I think you just have to keep getting her out, as long as you get a good reaction and the moment you don't, back off.    Only give her as much as she appears to be coping well with. 

And do get her physically checked, just in case she was injured.
- By sadienerin [gb] Date 04.01.18 13:02 UTC
Yes unfortunately this staffy's owner seems to find it amusing that he mounts every dog just lately, male or female, stating 'he's been neutered, so he can't do anything' :/ but he can. He can't get her pregnant, but he can go through the motions, and hurt the littler dogs :(
- By sadienerin [gb] Date 04.01.18 13:06 UTC
I will take her back to the vets too, to get her checked again. He must have hurt her at the time because she really cried
- By furriefriends Date 04.01.18 13:58 UTC Upvotes 1
Poor staff  to have such an owner .it's not fair to anyone and just perpetuates peoples.bad feeling about the breed when I should be the idiot in the other end of the lead. It might be a good idea to look at mctimmony chriopractic they are very good at finding things that vets cant and it's not invasive
- By sadienerin [gb] Date 04.01.18 14:13 UTC Upvotes 1
Agreed. Nearly always the owner! The owners need training. He's not aggressive, in fact he's a very friendly dog, but just fruity, and has an owner that can't control him. Sad really. Thank you, I'll look that up xx
- By furriefriends Date 04.01.18 15:15 UTC Upvotes 1
You will need vet referral my mctimmony will contact the vet direct if they want to know more
- By freelancerukuk [gb] Date 04.01.18 17:15 UTC Edited 04.01.18 17:19 UTC Upvotes 1
I'd suggest you get a behaviourist in and get a proper assessment.  It strikes me that there might be a couple of things going on. Her new behaviour to your other dogs when she is being petted by you or around food may indicate resource guarding and may not necessarily be related to the experience wih the staff, although it is thought stress might trigger the behaviour in those with a predisposition. It is interesting that she is not reactive to the staff, although she is to other dogs. Anyhow get an assessment, anything else is guesswork. Goodluck.
- By sadienerin [gb] Date 04.01.18 18:16 UTC Edited 04.01.18 18:18 UTC
Yes I thought it may be a couple of different problems and may be coincidence. She is very very attached to us, and think maybe that's why she is possessive. Strange thing is, she doesn't do it all the time, but food and petting are always the triggers if that makes sense? She doesn't do it with toys, yet she loves playing with the toys. I just don't want it to get worse, as I know it could. Yes I find it strange that she doesn't scream at the very dog that hurt her, but at other unsuspecting dogs that pose no threat to her. When she screams it is fear and not aggression this time because she wee's herself and tries to scuttle away. Sometimes she trembles too x
- By sadienerin [gb] Date 04.01.18 18:21 UTC
She also has terrible separation anxiety too. I can't even visit the ladies room without her crying for me xx
- By Nikita [gb] Date 04.01.18 18:45 UTC Upvotes 2

> Yes, I have thought about stopping training classes, but some people have said it's best to carry on to keep her socialised.
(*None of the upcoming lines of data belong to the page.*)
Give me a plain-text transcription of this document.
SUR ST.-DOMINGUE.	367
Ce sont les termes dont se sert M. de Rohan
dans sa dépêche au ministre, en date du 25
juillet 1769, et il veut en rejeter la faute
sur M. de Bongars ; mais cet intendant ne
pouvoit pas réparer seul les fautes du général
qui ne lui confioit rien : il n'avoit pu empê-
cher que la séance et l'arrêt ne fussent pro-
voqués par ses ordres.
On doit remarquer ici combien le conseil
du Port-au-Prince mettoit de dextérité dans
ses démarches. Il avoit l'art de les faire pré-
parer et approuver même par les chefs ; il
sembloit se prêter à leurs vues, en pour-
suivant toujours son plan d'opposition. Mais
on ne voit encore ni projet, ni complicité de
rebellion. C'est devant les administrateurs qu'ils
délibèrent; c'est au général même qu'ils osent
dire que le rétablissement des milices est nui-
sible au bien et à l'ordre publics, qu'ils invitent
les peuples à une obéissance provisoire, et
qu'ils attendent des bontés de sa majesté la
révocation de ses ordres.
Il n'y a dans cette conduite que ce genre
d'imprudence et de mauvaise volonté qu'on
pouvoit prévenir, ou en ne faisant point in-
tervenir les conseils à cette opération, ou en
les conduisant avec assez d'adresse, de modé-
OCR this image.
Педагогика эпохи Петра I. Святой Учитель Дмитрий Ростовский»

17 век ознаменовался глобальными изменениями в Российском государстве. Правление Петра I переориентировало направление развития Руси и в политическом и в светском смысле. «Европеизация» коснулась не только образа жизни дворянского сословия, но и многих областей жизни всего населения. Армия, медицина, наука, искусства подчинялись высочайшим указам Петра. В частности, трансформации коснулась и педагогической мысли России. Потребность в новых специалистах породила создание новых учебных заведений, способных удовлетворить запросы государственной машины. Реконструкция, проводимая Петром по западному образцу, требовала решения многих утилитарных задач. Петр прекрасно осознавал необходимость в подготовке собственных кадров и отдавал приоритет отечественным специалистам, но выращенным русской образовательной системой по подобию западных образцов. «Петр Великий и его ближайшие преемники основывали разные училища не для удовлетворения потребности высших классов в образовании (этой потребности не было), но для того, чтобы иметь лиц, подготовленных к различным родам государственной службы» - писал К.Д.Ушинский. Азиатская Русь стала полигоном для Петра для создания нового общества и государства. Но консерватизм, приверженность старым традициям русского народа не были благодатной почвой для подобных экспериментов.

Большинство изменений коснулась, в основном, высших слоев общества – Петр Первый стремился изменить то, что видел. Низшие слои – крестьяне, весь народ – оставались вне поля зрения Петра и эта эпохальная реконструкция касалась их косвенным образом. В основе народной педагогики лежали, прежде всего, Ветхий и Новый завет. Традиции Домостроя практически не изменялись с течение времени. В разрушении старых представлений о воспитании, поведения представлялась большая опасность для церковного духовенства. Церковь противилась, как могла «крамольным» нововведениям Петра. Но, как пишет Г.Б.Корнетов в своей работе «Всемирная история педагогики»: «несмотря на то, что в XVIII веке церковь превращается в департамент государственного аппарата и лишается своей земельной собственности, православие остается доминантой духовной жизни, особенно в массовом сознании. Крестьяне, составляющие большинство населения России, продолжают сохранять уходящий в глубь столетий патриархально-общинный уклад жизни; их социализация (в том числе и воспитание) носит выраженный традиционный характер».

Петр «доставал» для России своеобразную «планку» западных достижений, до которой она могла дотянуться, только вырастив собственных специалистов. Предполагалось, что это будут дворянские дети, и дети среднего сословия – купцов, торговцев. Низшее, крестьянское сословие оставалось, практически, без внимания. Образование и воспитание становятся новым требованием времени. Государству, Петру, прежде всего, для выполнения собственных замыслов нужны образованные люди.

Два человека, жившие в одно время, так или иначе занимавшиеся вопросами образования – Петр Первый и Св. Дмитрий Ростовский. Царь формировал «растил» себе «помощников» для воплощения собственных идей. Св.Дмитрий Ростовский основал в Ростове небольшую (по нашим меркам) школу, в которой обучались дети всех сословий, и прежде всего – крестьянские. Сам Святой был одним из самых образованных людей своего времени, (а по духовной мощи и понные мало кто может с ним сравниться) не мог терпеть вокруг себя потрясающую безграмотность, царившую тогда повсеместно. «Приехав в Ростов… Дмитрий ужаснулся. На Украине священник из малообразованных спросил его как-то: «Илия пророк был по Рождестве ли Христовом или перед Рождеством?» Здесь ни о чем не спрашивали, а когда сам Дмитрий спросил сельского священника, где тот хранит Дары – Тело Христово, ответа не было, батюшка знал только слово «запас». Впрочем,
This is a common view and in most cases, it simply doesn't work.  This is not about socialising at this point - that happened when she was a pup, this is now about rehabilitation.  She has had a bad experience and from your description, is not coping with being around dogs in class at the moment so persisting with them can only continue to frighten her and push her over threshold, compounding her anxieties.  At the very, very least, have a few weeks off to give her a break but I would leave them for quite a while at least, if not permanently as she will have associated her experience with that place and context.  As mamabas says, bad experience stick with some dogs for life and even if they don't, to have the best chance of getting her through it, you need to back off, give her time and take it at her pace.  If she is freaking out, it's not her pace!

She sounds like an anxious girl in general - resource guarding is a fear-based behaviour as with almost all aggression (fear of loss of something valuable to the dog).  It is a common issue in cockers, but the underlying driving force is the same.  And the separation issue on top... I think you really need to get a behaviourist in there to meet her, and devise the best way forward with all her issues considered.  Each issue carries stress which will have an effect on every aspect of her life, so you need a holistic approach here to get the best result in the long run.

As an aside, I would also be having a word with the trainer at the class.  That staffie should not be being allowed to behave the way he is, and the trainer should be stopping it happening, and telling the owner in no uncertain terms exactly why it is not acceptable.
- By freelancerukuk [gb] Date 04.01.18 18:47 UTC
As has been suggested get a full vet check and if clear go to a behaviourist on vet referral - your insurance may cover behaviour. See Animal Behaviour Training Council website for list of registered, qualified behaviourists in your area.
- By Jodi Date 04.01.18 19:15 UTC Upvotes 1
I was thinking the same thing as Nikita as to the training classes as I had a similar thing happen with one of my last dogs.
I took her to a training class when she was older (no longer a puppy) as I wanted to improve some aspects of her training. She wasn't happy at the classes from the start but did pretty much as asked apart from lying down. She just flatly refused to even when we tried to lure her down with some very tasty treats which, give she was a golden, was rather unusual to say the least.
We were doing some off lead work and she was in a sit/stay when another dog suddenly attacked her and frightened her witless. I've always thought she was aware of the enmity of other dog in the class long before the attack happened and wasn't prepared to put herself in a more vunerable position (lying down) if she didn't have to.
We stopped going to the classes straight away and I gave her time away from any other dogs when we were out, easily done where I live. Gradually she got her confidence back but was never really happy with strange dogs.
I took her to an agility class the following summer which was held outside and had a completely different atmosphere to the training class. She was fine there especially having something really good fun to do.
- By sadienerin [gb] Date 04.01.18 19:16 UTC
Thank you. The trainers have all told the staffie owner that it is not acceptable, and they have made sure it doesn't happen in class, but whilst waiting for the class to start and away from the trainers eyes, I have seen him try to mount other dogs too. Yes I agree she needs help. She's always been anxious, but we don't know why. She has never been hurt by us, but then again she has no fear of people, just strange dogs. She's just very clingy, and parades out garden with her nose in the air, barking at the slightest. I just hope we can find her help xx
- By sadienerin [gb] Date 04.01.18 19:19 UTC
I'm really pleased she found her comfort zone. I hope we can achieve this with my girl. Xxx
- By Nikita [gb] Date 05.01.18 09:36 UTC
Some dogs are just anxious by nature, I see it a lot.  Several of mine have that edge to them, two to a major degree - one can't go for walks any more and the other has an almost pathological distrust of all humans and dogs outside me and my group (and the dog sitter, and that took a long time).

Re. the staffie - I would still talk to the trainers to tell them he is still being allowed to do it before the class begins.  Frankly, if it were my class and I learned that he was still allowing the dog to do it when I wasn't looking and it was bothering other owners and their dogs, he would be asked to leave immediately.